経営層から現場定着まで伴走する「DX教習所」モデル
同社は支援体制を「DX教習所」と位置づけ、ツール導入にとどまらず、企業が自らDXを設計・運用して「卒業」できる状態を目指している。
プログラムの一つである経営者向け講座「エグゼクティブDXラボ」では、6時間の集中講座を通じて生成AIを活用したバランス・スコアカード(BSC)戦略マップの策定スキル習得などを支援する。
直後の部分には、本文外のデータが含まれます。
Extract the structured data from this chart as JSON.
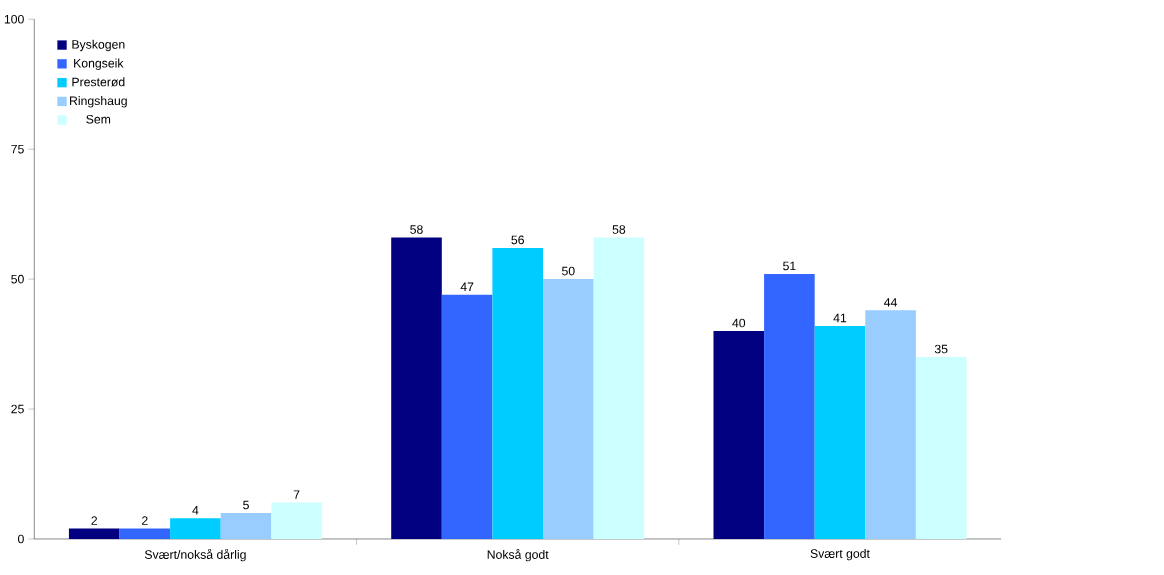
{
  "chart_data": {
    "type": "bar",
    "categories": [
      "Svært/nokså dårlig",
      "Nokså godt",
      "Svært godt"
    ],
    "series": [
      {
        "name": "Byskogen",
        "color": "#000080",
        "values": [
          2,
          58,
          40
        ]
      },
      {
        "name": "Kongseik",
        "color": "#3366ff",
        "values": [
          2,
          47,
          51
        ]
      },
      {
        "name": "Presterød",
        "color": "#00ccff",
        "values": [
          4,
          56,
          41
        ]
      },
      {
        "name": "Ringshaug",
        "color": "#99ccff",
        "values": [
          5,
          50,
          44
        ]
      },
      {
        "name": "Sem",
        "color": "#ccffff",
        "values": [
          7,
          58,
          35
        ]
      }
    ],
    "ylim": [
      0,
      100
    ],
    "yticks": [
      0,
      25,
      50,
      75,
      100
    ],
    "legend": "top left",
    "data_labels": true
  }
}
また、Google Workspace を共通基盤とし、業務を「AI自動化」「AI補助」「プロの伴走」の3つに分類して属人化の解消を図る。
クラウドや生成AIの仕様変更に対応できるよう、変化に自力で追随できる状態を支援のゴールに据えている。
2027年度末までに会員企業1000社へのDX定着を目指す
同社は2022年4月から2026年8月までの実績として、全国102の商工会議所等を通じてセミナーや導入支援を展開してきた。一方で、ツールの導入と研修を合わせて組織変革まで伴走できた実績は11所にとどまるという。
今回のDX認定取得を機に、2027年度末までに40の地域拠点で「導入×研修」の一体型モデルを確立し、地域の会員企業(中小企業)1000社へのDX定着を目指す方針である。
代表取締役社長の平塚知真子は、自社での試行錯誤を踏まえた支援の重要性に触れ、「DX支援の成功とは、自分たちだけでできるとわかったと言っていただけたときが本当のゴール」としている。
- 会社名:イーディーエル株式会社
- 所在地:茨城県つくば市二の宮2-17-10 パークサイド洞峰301
- 代表者:代表取締役社長 平塚知真子
- 設立:2006年
- 資本金:930万円
- 事業内容:Google Workspace 導入支援、生成AI活用研修、DXコンサルティング、法人向け人材育成プログラムの提供
本記事はイーディーエル株式会社の発表をもとに作成。